Por fim, frente à crise epistemológica da racionalidade moderna, o debate pós-moderno se desdobra por duas vertentes. Uma apoia-se na teoria dos jogos de linguagem - afirmando que a vigência de qualquer conhecimento é provisória e particular, dependendo da disputa comunicativa no seio de uma comunidade interpretante, enfatizando a importância do dissenso. Outra assenta-se sobre uma peculiar formulação semiótica, argumentando que a representação sempre parcial sobre signos indiciais permite a construção de inúmeros mapas distintos e válidos sobre um mesmo objeto, com vistas a variados fins.

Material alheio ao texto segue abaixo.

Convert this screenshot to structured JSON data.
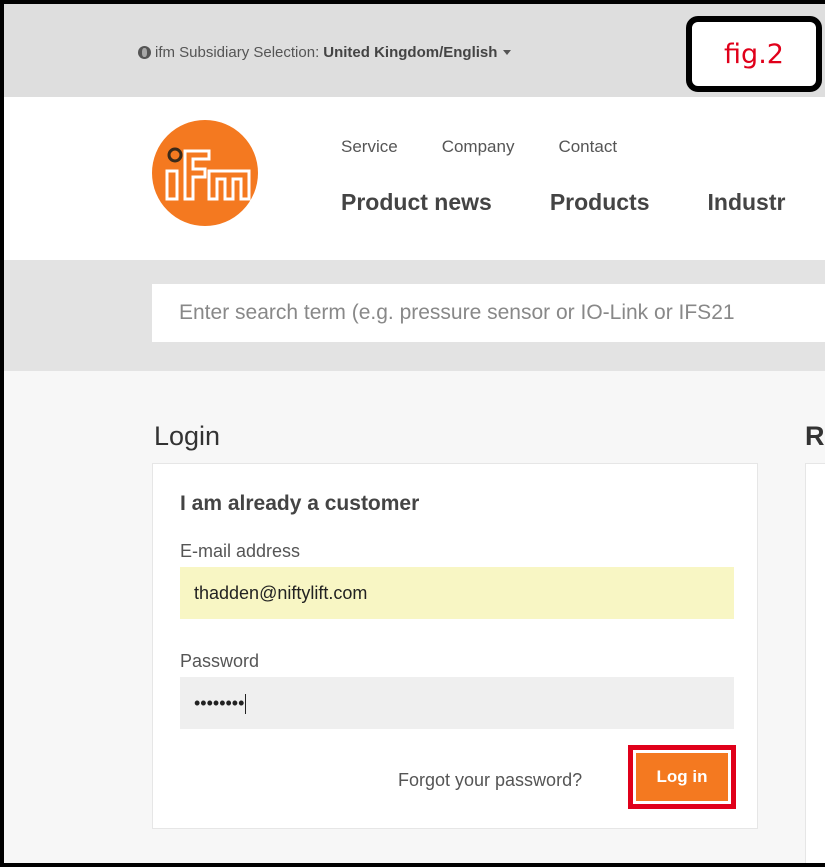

Ambas operam uma crítica sobre os paradigmas modernos de validação do conhecimento. Vale aqui citar uma passagem de A Condição Pós-Moderna, de Jean-François Lyotard - que inscrevemos na primeira vertente. Segundo ele, a otimização das performances que visam administrar a prova do enunciado científico, necessária para a sua validação pela comunidade científica, exige gastos cada vez mais elevados. Assim, sem dinheiro não há como provar um enunciado, e sem prová-lo não se pode considerá-lo verdadeiro. Como a maior capacidade de administrar a prova aumenta a capacidade de se ter razão, "os jogos da linguagem científica vão tornar-se jogos de ricos, onde o mais rico tem mais possibilidades de ter razão. Desenha-se uma equação entre riqueza, eficiência e verdade.(...) O estado e/ou a empresa abandonam a narrativa de legitimação idealista ou humanista [acerca da elaboração científica] para justificar a nova situação: no discurso dos capitalistas de hoje, a única situação merecedora de crédito é o aumento do poderio. Não se pagam sábios, técnicos e aparelhos para saber a verdade, mas para aumentar o poderio."(5)
Outros autores, como Habermas e Apel, buscam reafirmar a vigência universal do conhecimento científico e das normas éticas afirmando uma razão comunicativa a partir do pragmaticismo lingüístico, desde o qual refutam o ceticismo peculiar às vertentes pós-modernas, afirmando o consenso argumentativo - sob certas condições - como critério epistemológico para a vigência de enunciados descritivos ou como critério ético para o estabelecimento de normas morais (6). Frente aos acordos comunicativos no seio da comunidade de comunicação haveria que considerar-se, entretanto, segundo Enrique Dussel, a posição dos afetados, dominados e excluídos em relação aos consensos nela construídos, para que tais consensos não sejam expressão estratégica de uma razão cínica que se pretende ética (7).
De qualquer modo, em meio a este cenário de debate, disputa e indefinições, urge reafirmar argumentativamente que cabe à universidade, com suas atividades de pesquisa, ensino e extensão, colaborar para transformar e melhorar o mundo, contribuindo na realização das potencialidade humanas no campo das artes, filosofia, ciência e tecnologia, produzindo conhecimentos que concorram para a realização do bem viver humano e para o domínio ecologicamente adequado da natureza. Para que isso se realize, entretanto, a "...autonomia, a pluralidade, o caráter público, o contato e a integração com o conjunto da sociedade, o compromisso com a liberdade, com a verdade e com a qualidade, a postura crítica, a inquietação e o inconformismo permanentes, a prática da democracia" devem permear a vida universitária (8).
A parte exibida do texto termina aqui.